I think there’s a few choices here:
- what happens with “overflows” ?
- they’re not possible, everything happens modulo 2^n
- if the inputs are “too large”, the script aborts
- you get an overflow indicator in every result
- what is 2^n or what constitutes “too large” ?
- BTC’s max supply is about 2^{51} satoshis, so 64bit is a fine minimum
- 2^{256} would let you manipulate scalars for secp256k1 which might be useful
- 2^{4160} would let you do numbers of to 520 bytes which matches current stack entry limits
- unsigned only, or signed
- if we’re doing modular arithmetic, unsigned seems easier
- signed maths probably makes some contracts a bunch easier though
- what serialization format?
- if signed, use a sign-bit or 2’s complement?

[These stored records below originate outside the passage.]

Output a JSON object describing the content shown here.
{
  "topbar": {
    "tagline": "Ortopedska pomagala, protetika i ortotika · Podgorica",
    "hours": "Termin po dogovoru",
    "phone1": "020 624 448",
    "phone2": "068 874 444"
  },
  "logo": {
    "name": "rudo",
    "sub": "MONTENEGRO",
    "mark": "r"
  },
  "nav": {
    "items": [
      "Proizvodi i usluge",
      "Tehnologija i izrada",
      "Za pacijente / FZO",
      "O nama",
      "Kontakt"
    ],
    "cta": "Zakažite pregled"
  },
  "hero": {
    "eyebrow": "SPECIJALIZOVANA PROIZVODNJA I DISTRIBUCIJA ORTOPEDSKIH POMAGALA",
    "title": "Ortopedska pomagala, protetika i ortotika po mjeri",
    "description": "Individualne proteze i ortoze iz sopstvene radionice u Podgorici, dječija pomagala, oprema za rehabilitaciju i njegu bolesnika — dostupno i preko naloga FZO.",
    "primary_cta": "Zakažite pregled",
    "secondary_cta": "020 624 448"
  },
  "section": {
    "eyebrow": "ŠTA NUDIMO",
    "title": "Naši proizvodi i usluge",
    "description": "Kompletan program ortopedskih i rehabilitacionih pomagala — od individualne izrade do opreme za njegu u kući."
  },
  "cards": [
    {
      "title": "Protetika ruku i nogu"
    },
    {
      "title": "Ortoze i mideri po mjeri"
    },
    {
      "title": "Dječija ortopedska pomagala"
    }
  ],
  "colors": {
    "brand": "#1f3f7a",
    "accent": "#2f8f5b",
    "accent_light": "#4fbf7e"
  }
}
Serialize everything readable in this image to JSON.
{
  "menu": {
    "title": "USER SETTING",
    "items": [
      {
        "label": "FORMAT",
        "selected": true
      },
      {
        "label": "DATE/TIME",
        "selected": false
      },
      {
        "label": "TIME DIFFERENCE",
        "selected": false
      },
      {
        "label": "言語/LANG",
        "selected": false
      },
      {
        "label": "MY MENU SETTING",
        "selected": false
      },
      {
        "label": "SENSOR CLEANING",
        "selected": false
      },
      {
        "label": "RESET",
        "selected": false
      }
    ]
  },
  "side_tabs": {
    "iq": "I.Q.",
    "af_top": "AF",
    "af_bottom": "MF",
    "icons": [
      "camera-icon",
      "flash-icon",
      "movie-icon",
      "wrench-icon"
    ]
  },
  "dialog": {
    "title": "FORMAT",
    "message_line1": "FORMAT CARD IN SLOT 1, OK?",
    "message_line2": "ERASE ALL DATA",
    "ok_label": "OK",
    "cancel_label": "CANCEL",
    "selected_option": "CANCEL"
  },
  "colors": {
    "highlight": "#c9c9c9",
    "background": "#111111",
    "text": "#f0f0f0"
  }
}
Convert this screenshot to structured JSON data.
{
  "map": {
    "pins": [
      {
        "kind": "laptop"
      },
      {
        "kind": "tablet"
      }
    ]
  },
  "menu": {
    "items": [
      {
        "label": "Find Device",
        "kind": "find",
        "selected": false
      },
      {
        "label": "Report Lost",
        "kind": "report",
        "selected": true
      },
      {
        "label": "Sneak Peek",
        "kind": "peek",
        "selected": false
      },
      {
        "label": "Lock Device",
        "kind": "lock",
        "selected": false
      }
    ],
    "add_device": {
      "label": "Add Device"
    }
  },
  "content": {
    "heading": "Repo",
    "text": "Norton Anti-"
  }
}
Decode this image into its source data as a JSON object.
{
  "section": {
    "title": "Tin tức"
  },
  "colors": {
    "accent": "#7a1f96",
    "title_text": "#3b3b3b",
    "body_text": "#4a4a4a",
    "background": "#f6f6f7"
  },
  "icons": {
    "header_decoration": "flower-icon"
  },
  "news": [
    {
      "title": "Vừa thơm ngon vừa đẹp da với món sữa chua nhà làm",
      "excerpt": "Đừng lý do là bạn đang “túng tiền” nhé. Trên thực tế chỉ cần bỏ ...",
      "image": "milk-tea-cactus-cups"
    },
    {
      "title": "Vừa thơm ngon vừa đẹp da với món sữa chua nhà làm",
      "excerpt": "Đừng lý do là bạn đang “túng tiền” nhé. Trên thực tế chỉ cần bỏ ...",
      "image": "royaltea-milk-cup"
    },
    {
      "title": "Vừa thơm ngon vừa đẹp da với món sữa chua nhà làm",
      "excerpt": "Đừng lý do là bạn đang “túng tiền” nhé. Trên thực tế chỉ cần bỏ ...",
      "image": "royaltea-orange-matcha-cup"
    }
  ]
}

- fixed length or variable length – if fixed length, that constrains the precision we could use
- if variable length, does every integer have a unique serialization, or can you have “0000” and “0” and “-0” all as different representations of 0?
I guess 64-bit unsigned modular arithmetic would be easiest (uint64_t
already works), but 4160-bit signed numbers (or some similarly large value that benchmarks fast enough) with abort-on-overflow behaviour and stored/serialized like CScriptNum format might be more appropriate?
Abort-on-overflow seems kind of appealing as far as writing contracts goes: we’ve already had an “overflow allows printing money” bug in bitcoin proper, so immediately aborting if that happens in script seems like a wise protection. If people want to do modular arithmetic, they could perhaps manually calculate ((x % k) * (y % k)) % k
provided they pick k \le \sqrt{2^{n}} or similar.